Лучшего места ему не уступай нипочем.
Даже если прикажут тебе уступить ему место,
Не повинуйся, сдержись: это великий позор.
Пусть об этом в тебе не будет ни тени сомненья:
20 Это и грех и срам — лучшее место отдать!
Всякий почет за столом тебе одному предназначен;
Кто сказал, что ты вовсе не стоишь его?
Все мы, люди, в мир пришли от единого предка,
Все мы, как молвил поэт, будем лишь тени и прах.
25 Даже если ты опоздал к застолью и если
Ни одного за столом места свободного нет, —
Не оставайся стоять, ведь кушать полезнее сидя,
Каждый знающий врач это тебе подтвердит.
Стало быть, смело сгоняй со скамьи любого соседа,
30 Ежели он не силен сопротивляться тебе.
Кто не уходит добром, того выталкивай в шею:
Учит сам Катон место другим уступать.
Если столовый нож облепили вчерашние крошки
Или, хуже того, он повалялся в грязи,
35 Этому можно помочь башмаком на толстой подошве —
Скинь его, в руки возьми, это тебе оселок:
Обороти подошвою вверх и точи себе ножик:
То-то он заблестит, то-то он будет остер!
Если кого удивит за столом такая работа,
40 Ты отвечай свысока: «Нравам моим не перечь!»
Вот уже подан поднос и поставлен на видное место —
Поторопись же схватить первый и лучший кусок:
Что ни приглянешь, к тому и тяни свою цепкую руку,
Чтобы никто не урвал лучшее раньше, чем ты.
45 Ежели толк в голове, не забудь, о чем говорю я:
Этот усвоив совет, будешь доволен и сыт.
Если же кто на тебя поглядит осуждающим взглядом,
Ты говори: «Никто сам себе в людях не враг!»

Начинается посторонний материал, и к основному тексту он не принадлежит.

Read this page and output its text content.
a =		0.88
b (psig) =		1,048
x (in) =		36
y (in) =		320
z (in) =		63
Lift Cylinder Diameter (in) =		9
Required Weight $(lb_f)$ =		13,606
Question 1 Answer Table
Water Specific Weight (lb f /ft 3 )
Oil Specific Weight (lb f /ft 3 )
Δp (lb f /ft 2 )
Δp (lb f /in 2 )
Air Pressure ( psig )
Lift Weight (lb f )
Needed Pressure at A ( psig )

Может случиться и так, что кусок, который по нраву,
50 На поднесенной доске с дальней лежит стороны
И никого нельзя попросить, чтобы взял бы и подал, —
Но не стесняйся и тут: сам перегнись и хватай!
Мало ли что, коли он обращен к другому застольцу,
Если ты знаешь: судьбой он предназначен тебе?
55 Можно круглый поднос повернуть вокруг середины,
Чтобы желанный кусок прямо смотрел на тебя,
А на упрек отвечать таким оправданьем ученым
(Ибо тебе к лицу самый изысканный слог):
Ходят в горней выси кругами небесные звезды,
60 Ни у единой из них места стоячего нет, —
Пусть же твой сосед на примере твоем и запомнит
Этот обычай светил и расположенность сил.
Если же вдруг сосед и приятель возьмет да захочет
Сам поделиться с тобой неким хорошим куском,
65 Выхвати вмиг и съешь целиком, ничего не оставив,
Только поторопись, чтоб не успел отобрать.
Ни о какой благодарности нет и не может быть речи,
Он дает, ты берешь: невелика ему честь!
Можешь прямо сказать: «Твоей мне услуги не нужно —
70 Я и сам без тебя мог бы забрать что хочу».
Сделай так и раз и другой, и сразу увидишь:
В третий раз о тебе не похлопочет никто.
Не пожелает никто делиться с тобою кусками,
А от того тебе польза и выгода есть:
75 Можешь сам себе брать с подноса все что угодно
И самому себе полным хозяином быть.
Прежде чем брать кусок, остальные куски перепробуй:
Все перевороши, выбери лучший и съешь.
Часто ум людской бывает жертвой ошибки
80 И невнимательный глаз часто вдается в обман.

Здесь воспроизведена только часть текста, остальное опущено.